It looks like any other abandoned well in a desolate compound. Nearly 300 metres north of the West Hill railway station in the city, along the western side of the railway track, surrounded by huge trees and undergrowth is an incredibly wide well that has been forsaken for ages.
A closer look reveals something unusual – remnants of a discarded pump-set fixed on a heavy concrete slab attached to a weighty iron framework that apparently has been rusting for the past several decades.
The vague iron-cast letters on the device read Campbell Halifax England. Obviously, it had been imported from the U.K. well over a century ago. The fact that the well and the pump-set are on railway land near a railway station indicates that they are railway property.
Sources said the well and the pumping device belonged to a bygone era when Indian railways used steam locomotives for transportation of goods and passengers.
“It is one of the two wells in the region from which the railways used to pump water required to produce steam in the locomotives,” K.S. Rajesh, secretary of the Railway Institute, Kozhikode, said. The other one is at Chaliyam, near Feroke, in a similar condition, he said.Railways in India are well above a century old. The railway history recorded in the almanac of the British administration showed that railway came to Kozhikode on January 2, 1888.

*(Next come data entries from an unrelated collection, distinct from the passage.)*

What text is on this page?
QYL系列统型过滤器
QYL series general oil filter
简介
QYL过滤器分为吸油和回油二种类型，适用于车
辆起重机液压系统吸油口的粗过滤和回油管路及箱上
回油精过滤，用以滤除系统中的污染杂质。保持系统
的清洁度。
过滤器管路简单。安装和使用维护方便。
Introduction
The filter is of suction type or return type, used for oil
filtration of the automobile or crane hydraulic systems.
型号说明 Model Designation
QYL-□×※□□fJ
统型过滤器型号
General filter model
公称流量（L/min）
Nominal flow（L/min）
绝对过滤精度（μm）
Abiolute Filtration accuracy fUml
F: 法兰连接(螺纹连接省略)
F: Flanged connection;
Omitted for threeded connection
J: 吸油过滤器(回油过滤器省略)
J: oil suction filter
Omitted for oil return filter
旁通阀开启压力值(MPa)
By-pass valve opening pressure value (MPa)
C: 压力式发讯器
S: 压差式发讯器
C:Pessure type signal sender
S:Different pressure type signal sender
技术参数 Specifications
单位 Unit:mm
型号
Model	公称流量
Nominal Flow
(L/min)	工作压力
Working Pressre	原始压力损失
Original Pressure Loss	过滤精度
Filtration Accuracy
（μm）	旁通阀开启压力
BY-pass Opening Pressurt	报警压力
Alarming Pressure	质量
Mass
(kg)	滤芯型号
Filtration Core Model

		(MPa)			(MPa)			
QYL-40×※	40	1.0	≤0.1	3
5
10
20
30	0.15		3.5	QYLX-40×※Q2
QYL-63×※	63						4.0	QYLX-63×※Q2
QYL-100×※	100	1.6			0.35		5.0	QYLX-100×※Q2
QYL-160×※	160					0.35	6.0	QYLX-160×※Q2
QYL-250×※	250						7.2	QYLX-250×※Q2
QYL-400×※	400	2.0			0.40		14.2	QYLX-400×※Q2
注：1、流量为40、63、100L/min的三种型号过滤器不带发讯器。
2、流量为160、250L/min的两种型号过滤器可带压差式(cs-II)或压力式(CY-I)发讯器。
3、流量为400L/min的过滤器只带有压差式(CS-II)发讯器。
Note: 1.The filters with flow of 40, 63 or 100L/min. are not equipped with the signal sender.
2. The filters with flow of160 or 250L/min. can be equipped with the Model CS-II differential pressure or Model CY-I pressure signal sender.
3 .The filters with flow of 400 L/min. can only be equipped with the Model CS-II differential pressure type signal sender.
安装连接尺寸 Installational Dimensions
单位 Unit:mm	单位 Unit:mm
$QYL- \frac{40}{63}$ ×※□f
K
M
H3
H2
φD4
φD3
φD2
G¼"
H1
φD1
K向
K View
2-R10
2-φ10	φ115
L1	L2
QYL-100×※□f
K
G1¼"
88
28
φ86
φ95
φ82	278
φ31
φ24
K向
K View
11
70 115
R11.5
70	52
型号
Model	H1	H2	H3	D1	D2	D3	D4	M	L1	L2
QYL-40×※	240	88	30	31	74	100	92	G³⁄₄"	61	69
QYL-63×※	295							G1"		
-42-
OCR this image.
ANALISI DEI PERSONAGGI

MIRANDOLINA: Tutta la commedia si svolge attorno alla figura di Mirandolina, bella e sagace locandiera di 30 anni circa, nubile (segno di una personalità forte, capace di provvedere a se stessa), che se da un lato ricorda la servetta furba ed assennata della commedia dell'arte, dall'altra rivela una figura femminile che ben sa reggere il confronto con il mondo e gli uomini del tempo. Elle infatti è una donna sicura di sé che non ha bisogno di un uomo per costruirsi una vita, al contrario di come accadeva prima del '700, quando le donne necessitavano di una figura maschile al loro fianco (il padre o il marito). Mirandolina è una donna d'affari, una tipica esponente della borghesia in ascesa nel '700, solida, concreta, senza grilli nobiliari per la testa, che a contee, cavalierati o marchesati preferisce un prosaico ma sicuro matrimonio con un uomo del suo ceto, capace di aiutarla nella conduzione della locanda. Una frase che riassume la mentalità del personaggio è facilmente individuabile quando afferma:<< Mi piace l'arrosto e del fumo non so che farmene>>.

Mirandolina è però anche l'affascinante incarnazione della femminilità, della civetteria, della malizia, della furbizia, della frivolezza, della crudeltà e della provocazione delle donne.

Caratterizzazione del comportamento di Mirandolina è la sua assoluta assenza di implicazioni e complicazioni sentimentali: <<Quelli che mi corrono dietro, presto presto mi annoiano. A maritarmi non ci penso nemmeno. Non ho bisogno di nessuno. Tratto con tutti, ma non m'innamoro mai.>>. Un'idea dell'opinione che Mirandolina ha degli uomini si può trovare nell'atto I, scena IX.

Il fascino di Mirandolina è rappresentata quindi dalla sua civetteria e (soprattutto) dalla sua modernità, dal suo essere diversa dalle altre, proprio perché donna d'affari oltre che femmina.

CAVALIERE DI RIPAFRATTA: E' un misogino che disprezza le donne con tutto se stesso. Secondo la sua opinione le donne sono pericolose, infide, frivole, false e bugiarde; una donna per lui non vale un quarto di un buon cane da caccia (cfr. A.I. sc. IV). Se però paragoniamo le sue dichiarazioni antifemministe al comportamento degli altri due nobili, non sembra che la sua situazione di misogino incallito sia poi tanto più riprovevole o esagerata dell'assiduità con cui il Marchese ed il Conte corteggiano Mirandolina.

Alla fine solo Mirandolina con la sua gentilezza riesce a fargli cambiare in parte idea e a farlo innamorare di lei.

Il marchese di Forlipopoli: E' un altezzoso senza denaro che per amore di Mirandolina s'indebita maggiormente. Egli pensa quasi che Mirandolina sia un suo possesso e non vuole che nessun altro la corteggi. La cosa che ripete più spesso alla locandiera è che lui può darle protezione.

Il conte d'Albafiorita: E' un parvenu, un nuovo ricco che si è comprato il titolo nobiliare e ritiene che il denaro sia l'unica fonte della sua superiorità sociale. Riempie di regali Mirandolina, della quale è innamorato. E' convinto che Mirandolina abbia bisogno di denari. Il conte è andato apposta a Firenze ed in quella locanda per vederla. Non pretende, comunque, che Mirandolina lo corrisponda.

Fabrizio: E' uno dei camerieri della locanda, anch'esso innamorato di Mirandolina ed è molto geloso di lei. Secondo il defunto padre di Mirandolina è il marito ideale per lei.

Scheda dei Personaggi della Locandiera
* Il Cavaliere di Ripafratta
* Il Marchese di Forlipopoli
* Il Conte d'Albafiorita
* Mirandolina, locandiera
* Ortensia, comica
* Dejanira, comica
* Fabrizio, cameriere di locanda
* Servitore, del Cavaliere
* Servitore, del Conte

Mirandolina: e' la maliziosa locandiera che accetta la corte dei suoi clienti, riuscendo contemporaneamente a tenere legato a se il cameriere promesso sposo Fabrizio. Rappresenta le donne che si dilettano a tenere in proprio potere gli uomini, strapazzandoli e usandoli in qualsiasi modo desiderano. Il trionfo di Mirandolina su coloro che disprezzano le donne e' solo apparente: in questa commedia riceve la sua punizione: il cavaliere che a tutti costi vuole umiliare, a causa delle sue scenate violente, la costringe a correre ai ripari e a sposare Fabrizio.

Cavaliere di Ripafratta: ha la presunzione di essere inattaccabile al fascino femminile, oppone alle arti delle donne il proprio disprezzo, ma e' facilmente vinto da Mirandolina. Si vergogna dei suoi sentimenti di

Even as the Railway authorities go ahead with the preparations for the 125th anniversary of the historic event in January, an important relic and site of railway history is facing neglect.
The exceptionally large well is full of metres-deep putrid water, plastic covers, bottles, and dried leaves. The two-ft thick boundary wall around the well is broken in many places, with the roots of ficus trees and other plants weaving their way around it. The imported pump-set and the supporting equipment are just rotting away.
Railway sources said an exhibition of records and artefacts related to the history of Indian Railways in Malabar was being planned in connection with the 125th anniversary of the Kozhikode station in March next year.
“We will see if these artefacts can be included in the exhibition among other things,” Mr. Rajesh said.
A well and an imported pump-set on railway land at West Hill station are lying abandoned.